Reformation of Ecocriticism
As ecocritics have been challenged about their right to speak for and provide definitive representations of the environment, wilderness, and nonhuman animals, there has been a greater opportunity for cross-cultural knowledge about how different peoples relate to and understand nature. On the other hand, the critique of the social construction of nature has led some ecocritics toward more reactionary positions. Hence, a major ideologue for the movement, Leo Marx, has derided ecocriticism for its disavowal of anthropocentrism as the main reason for environmental conservation and for its adoption instead of an ecocentrism that attaches intrinsic value to nonhuman beings. Still others, such as John Elder, have strategically moved away from more radical ethical positions to advocate ecocriticism that advocates for a more moderate view of human stewardship over the earth. This shift can also be seen in the work of Glen Love, who rejects a strong anti-anthropocentrism in favor of complex analyses of what it means to be human in the world. For Love, this means bringing ecocriticism full circle and attempting to base it once again in the scientific knowledge of biology and ecology, which he believes can provide the universal foundation to escape the relativistic perils of postmodern social constructionism, as well as forms of hubristic anthropocentrism in which the human is divorced from the natural order.

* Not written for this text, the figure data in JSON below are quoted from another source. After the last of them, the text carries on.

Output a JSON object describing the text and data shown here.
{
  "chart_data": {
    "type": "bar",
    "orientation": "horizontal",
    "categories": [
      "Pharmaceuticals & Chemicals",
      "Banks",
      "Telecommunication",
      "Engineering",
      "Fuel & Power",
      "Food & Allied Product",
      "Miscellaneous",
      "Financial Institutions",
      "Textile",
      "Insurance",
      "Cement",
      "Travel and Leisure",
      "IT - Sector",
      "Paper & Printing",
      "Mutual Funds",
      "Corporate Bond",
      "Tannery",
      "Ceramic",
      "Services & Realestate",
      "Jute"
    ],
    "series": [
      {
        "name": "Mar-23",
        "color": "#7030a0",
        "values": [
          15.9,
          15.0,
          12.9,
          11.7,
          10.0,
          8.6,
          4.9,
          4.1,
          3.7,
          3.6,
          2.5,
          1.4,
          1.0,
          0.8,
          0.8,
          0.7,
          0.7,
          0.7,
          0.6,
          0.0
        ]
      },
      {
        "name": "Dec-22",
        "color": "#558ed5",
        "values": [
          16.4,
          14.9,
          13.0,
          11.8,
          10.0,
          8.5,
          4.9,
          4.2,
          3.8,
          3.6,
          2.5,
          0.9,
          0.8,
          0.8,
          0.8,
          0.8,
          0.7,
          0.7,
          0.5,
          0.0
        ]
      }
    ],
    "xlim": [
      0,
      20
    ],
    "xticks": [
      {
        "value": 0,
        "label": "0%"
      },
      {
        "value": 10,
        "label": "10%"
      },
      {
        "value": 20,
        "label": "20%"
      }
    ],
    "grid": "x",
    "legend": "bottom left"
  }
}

Ecocriticism is ultimately concerned with revealing the roots of global environmental crises and with reconstructing a more just and sustainable world in which culture and nature work harmoniously. Changes in the field, then, must be understood as responding not just to the discipline’s inner dynamics, but also to the needs of present environmentalist politics. Therefore, ecocritics’ desire to adopt a scientifically based ecological literacy and ideology of stewardship perhaps reflects a larger turn in the environmental community away from the deep ecological theories and practices that were dominant during much of the 1980s and 1990s.
Bibliography:
- Joni Adamson, Mei-Mei Evans, and Rachel Stein, eds., The Environmental Justice Reader: Politcs, Poetics, and Pedagogy (University of Arizona Press, 2002);
- P. Branch and Scott Slovic, eds., The ISLE Reader: Ecocriticism, 1993-2003 (University of Georgia Press, 2003);
- Lawrence Buell, Future of Environmental Criticism: Environmental Crisis and Literary Imagination (Blackwell Press, 2005);
- P. Cohen, “Blues in the Green: Ecocriticism Under Critique,” Environmental History (v.9/1, 2004);
- Greg Garrard, Ecocriticism (New Critical Idiom) (Routledge, 2004);
- Cheryl Glotfelty and Harold Fromm, eds., The Ecocriticism Reader: Landmarks in Literary Ecology (University of Georgia Press, 1996);
- A. Love, Practical Ecocriticism: Literature, Biology, and the Environment (University of Georgia Press, 2003);
- Dana Phillips, The Truth of Ecology: Nature, Culture, and Literature in America (Oxford University Press, 2003).